Fairbanks liked owning hotels, buying the Denison in Indianapolis, the Terre Haute House, shown above, and was co-owner of the French Lick Springs Hotel, a resort popular for its warm springs and reputed healing waters, shown left. At one time he also was the principal investor in Indiana Sonora Copper & Mining Co., and president of the Terre Haute Water Works and Terre Haute Street Railway Co.  At the time of his death Crawford was the principal owner of Standard Wheel Co. and president and major stockholder of Wabash Realty & Loan Co., which held title to most of his real estate, including several farms where he raised race horses. 

Along with his growing wealth, Fairbanks was generous to his home town.  After the Terre Haute Distillery was torn down, he gave the Henry Fairbanks Memorial Park to Terre Haute on the former site. To honor the memory of his mother, Crawford donated the Emeline Fairbanks Memorial Library to the city.  Both are shown here.  After his wife’s death in 1911 Crawford built the Clara Fairbanks Home for Aged Women in her honor.  A family history said of him:  “In his natural make up, the selfish and the small are absolutely left out, while all flash and extravagance…are as far removed from his nature and conduct as it is possible to have them.”

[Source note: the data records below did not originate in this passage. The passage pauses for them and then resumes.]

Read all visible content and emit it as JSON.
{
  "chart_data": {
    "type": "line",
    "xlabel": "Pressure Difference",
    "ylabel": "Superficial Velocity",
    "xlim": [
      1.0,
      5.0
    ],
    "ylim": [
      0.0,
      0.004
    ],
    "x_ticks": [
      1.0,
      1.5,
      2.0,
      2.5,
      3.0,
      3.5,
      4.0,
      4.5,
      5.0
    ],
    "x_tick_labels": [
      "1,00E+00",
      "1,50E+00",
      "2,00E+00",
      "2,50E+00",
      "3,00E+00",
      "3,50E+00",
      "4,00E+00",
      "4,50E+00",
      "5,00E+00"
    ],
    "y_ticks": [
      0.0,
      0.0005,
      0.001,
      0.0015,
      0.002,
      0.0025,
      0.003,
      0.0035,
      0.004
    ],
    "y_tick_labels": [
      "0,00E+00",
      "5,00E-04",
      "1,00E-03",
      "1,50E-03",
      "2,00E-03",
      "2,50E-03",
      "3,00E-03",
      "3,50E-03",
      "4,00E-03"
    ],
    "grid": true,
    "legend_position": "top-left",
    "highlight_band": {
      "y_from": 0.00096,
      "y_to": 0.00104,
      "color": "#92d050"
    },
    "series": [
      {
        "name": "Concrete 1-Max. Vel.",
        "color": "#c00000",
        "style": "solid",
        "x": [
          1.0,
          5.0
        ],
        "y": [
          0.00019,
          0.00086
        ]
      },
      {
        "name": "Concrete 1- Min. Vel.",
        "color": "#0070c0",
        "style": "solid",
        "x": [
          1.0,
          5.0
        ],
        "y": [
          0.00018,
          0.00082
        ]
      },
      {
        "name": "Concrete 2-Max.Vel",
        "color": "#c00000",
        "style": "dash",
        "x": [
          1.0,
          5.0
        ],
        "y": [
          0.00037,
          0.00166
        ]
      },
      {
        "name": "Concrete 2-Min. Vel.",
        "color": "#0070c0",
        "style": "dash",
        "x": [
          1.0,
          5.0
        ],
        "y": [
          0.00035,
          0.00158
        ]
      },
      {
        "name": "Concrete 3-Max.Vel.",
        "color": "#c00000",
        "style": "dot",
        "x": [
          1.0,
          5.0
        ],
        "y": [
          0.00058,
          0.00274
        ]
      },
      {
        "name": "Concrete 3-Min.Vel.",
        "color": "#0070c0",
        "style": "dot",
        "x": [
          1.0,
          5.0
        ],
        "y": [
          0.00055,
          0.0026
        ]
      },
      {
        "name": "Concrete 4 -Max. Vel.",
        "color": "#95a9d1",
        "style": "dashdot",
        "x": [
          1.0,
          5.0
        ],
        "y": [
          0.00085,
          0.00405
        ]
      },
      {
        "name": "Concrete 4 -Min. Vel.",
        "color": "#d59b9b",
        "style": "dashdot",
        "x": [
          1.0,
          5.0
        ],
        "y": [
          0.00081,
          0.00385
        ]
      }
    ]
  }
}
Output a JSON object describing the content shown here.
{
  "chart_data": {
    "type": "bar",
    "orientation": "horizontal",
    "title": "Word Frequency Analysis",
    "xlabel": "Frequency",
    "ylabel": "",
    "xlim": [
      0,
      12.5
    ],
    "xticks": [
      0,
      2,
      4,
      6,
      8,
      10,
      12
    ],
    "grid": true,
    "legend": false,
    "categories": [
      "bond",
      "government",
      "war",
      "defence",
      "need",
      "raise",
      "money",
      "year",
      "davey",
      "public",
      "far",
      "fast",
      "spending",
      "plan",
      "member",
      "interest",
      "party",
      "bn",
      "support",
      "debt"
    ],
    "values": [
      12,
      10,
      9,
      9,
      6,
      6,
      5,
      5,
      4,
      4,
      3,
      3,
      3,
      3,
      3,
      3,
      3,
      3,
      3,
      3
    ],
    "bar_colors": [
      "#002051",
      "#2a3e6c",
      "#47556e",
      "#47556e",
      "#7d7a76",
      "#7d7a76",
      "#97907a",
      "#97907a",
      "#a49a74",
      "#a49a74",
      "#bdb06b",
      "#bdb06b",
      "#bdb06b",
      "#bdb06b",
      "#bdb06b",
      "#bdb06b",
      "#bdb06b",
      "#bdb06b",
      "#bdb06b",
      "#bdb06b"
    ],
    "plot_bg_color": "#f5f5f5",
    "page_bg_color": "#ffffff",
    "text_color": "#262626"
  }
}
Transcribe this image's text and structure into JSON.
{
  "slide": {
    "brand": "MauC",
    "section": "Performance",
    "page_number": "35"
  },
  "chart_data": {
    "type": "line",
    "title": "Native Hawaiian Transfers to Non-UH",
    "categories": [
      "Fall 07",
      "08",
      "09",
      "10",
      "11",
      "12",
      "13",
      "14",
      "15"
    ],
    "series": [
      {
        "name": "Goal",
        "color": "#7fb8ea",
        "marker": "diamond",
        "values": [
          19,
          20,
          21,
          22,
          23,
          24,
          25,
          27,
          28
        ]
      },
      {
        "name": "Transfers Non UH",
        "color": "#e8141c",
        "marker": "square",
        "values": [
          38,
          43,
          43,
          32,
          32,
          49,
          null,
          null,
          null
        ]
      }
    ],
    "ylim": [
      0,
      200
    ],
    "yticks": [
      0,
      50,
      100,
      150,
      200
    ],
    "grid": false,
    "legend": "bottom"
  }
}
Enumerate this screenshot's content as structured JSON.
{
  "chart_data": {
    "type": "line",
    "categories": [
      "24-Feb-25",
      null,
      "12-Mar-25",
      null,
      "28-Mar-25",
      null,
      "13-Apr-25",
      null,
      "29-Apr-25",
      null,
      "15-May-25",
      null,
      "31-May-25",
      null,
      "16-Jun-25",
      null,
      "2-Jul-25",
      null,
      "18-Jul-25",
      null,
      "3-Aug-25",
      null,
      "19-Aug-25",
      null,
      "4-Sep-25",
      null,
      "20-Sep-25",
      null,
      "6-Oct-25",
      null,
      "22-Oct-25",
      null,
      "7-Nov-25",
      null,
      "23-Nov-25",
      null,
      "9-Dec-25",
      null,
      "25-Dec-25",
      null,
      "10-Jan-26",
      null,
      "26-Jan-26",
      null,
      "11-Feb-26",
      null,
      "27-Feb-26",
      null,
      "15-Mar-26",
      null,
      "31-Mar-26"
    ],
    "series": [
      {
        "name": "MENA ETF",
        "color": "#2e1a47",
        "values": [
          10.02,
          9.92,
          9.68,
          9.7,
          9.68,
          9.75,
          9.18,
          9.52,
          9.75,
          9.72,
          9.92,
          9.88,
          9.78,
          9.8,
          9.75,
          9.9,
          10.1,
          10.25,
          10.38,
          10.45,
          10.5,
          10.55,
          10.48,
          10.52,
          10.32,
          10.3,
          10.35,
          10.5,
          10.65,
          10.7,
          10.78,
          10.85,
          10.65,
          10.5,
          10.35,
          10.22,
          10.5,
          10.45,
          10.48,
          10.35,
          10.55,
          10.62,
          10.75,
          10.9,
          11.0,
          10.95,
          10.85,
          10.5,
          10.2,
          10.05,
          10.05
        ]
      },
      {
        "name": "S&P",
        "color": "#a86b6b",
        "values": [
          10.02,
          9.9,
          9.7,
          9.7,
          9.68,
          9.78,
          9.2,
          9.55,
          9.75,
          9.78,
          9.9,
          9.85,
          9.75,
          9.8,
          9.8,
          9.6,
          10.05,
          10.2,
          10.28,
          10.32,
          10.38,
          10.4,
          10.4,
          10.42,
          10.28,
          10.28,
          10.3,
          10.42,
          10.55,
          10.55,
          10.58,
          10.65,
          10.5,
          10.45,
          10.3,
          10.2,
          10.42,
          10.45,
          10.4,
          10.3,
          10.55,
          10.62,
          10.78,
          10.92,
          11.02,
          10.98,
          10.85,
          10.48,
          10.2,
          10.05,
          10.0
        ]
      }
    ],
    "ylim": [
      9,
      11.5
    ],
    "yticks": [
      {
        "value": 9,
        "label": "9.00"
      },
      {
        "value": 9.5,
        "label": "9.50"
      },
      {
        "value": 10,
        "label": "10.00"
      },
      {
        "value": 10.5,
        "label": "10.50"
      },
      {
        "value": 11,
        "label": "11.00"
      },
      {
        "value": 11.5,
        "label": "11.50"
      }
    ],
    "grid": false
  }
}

As he aged, Fairbanks’ health declined.  Described as “a man with few intimate friends,” he was close to his personal physician, Dr. Henry Jennings of Indianapolis, who apparently prescribed that the millionaire spend his winters in Florida.  When Fairbanks continued to worsen as he approached 81 years, Dr. Jennings accompanied him by train back to Terre Haute.  Crawford died in his suite at the Terre Haute House in May 1924.  After a private funeral he was interred in the family mausoleum with his late wife and daughter, Sara, who had died in 1915.

Obituaries of Fairbanks ran in newspapers throughout Indiana and beyond.  One state journal hailed him as “Indiana’s greatest financial genius.”  Another reporter declared him “Indiana’s Richest Man.”  What too frequently was ignored was the original driving source of Crawford’s wealth and entrepreneurship — making and selling whiskey.  

Note:  The information for this article came from two principal sources:  An article of March 15, 2014, by Mike McCormick to the Terre Haute Tribune-Star and a Vigo County Library Historical Biography by Dr. Dipa Sarkar.